In all truthfulness, I can’t tell. I think that something will happen and the market will rise, but I can’t tell for sure, it’s one of those times when everything seems hazy. If there isn’t some external factor to affect the market, I don’t believe that it will be able to rise to new heights, as things are at the moment.

Just this week, the Hellenic Stock Market Commission’s President, Mr. Lazarides said that the stock market is open for ship owners, who should take advantage of listing their companies’ shares. Do you think this notion is realistic, should one consider the current investors’ pessimism across the board, as a result of the country’s financial problems?

In my view, the Hellenic Stockmarket only enables companies to appeal to local investors. Instead, in the US market, one is able to try and lure in investors from all over the world. Today I don’t think that foreign investors will come to invest in a Hellenic shipping company, trading in the local stockmarket.

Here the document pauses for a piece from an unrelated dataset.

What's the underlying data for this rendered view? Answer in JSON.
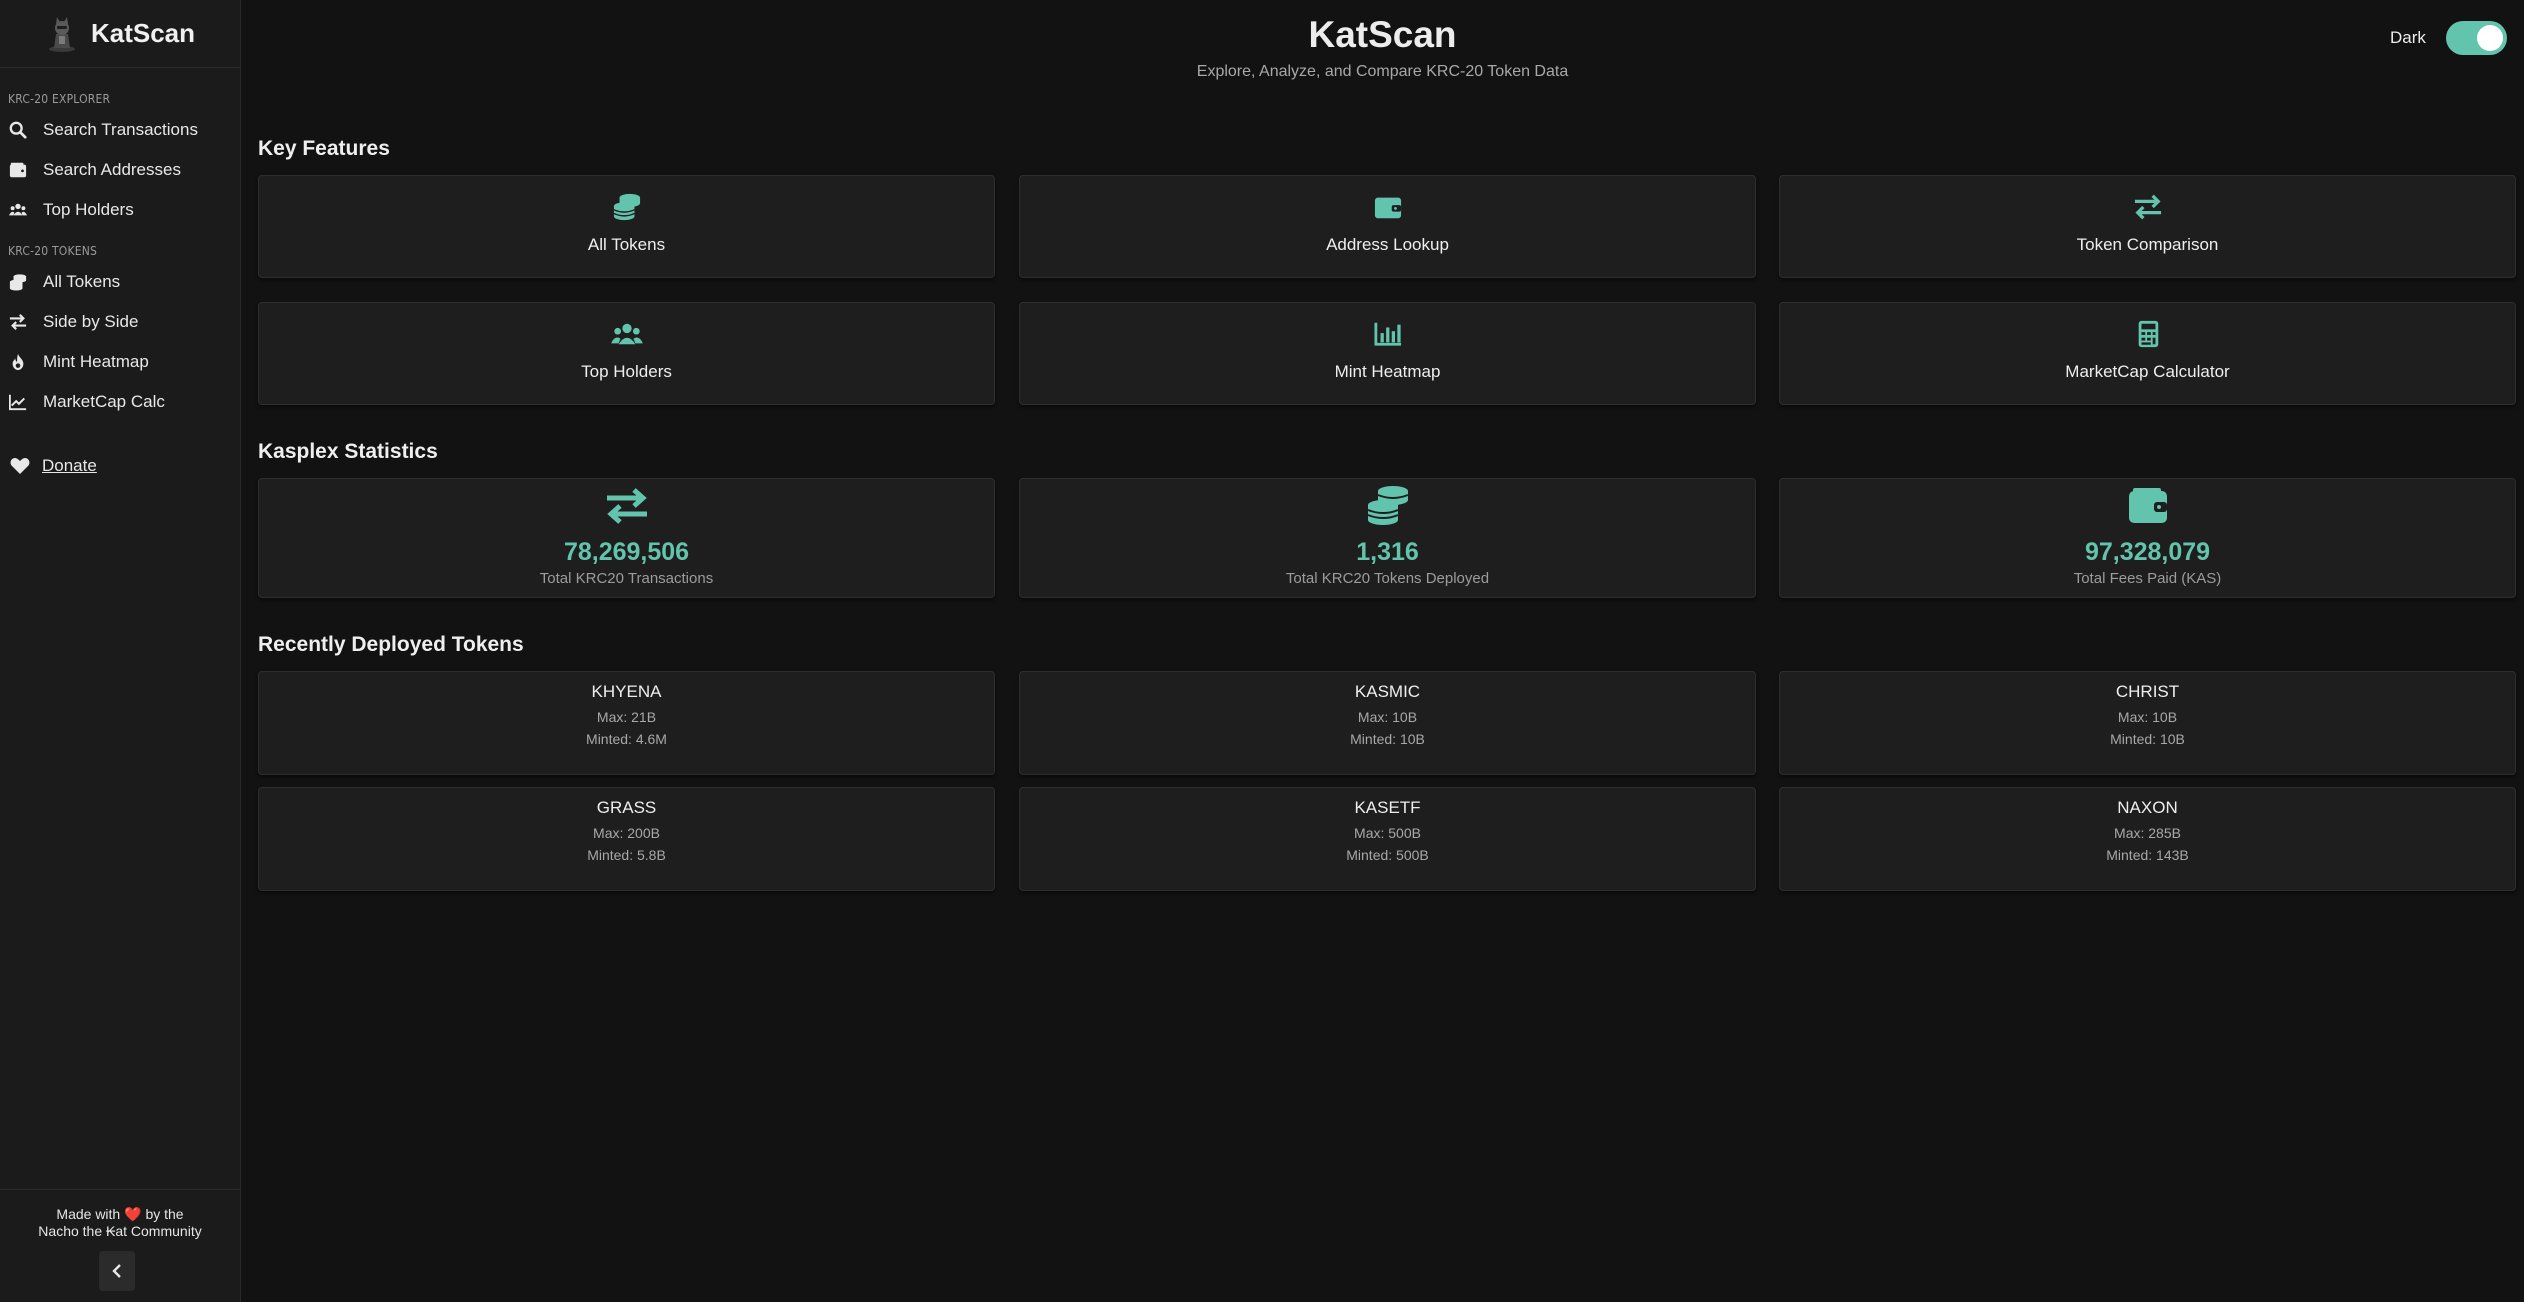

When conditions were far better, such a move (i.e. the opening of the local stockmarket to ship owners) didn’t occur. Today, that the relative framework exists, the timing is far from ideal. But, generally I’m positive towards such a development in the future, it’s something that must be done.

Would you be one of the candidates should conditions improve?

I would definitely llok to it in a positive way. There’ve been some presentation made by the local stockmarket authorities to the Union for Short Sea Shipping, which were quite interesting and I’m sure that some of us were interested. At the moment ACA Shipping, has an operating fleet of five vessels, but what’s been keeping up afloat in today’s market, is the fact that we have no loan exposure. If we did, we would making losses for sure. Instead we’re breaking even, which at this market, isn’t that bad.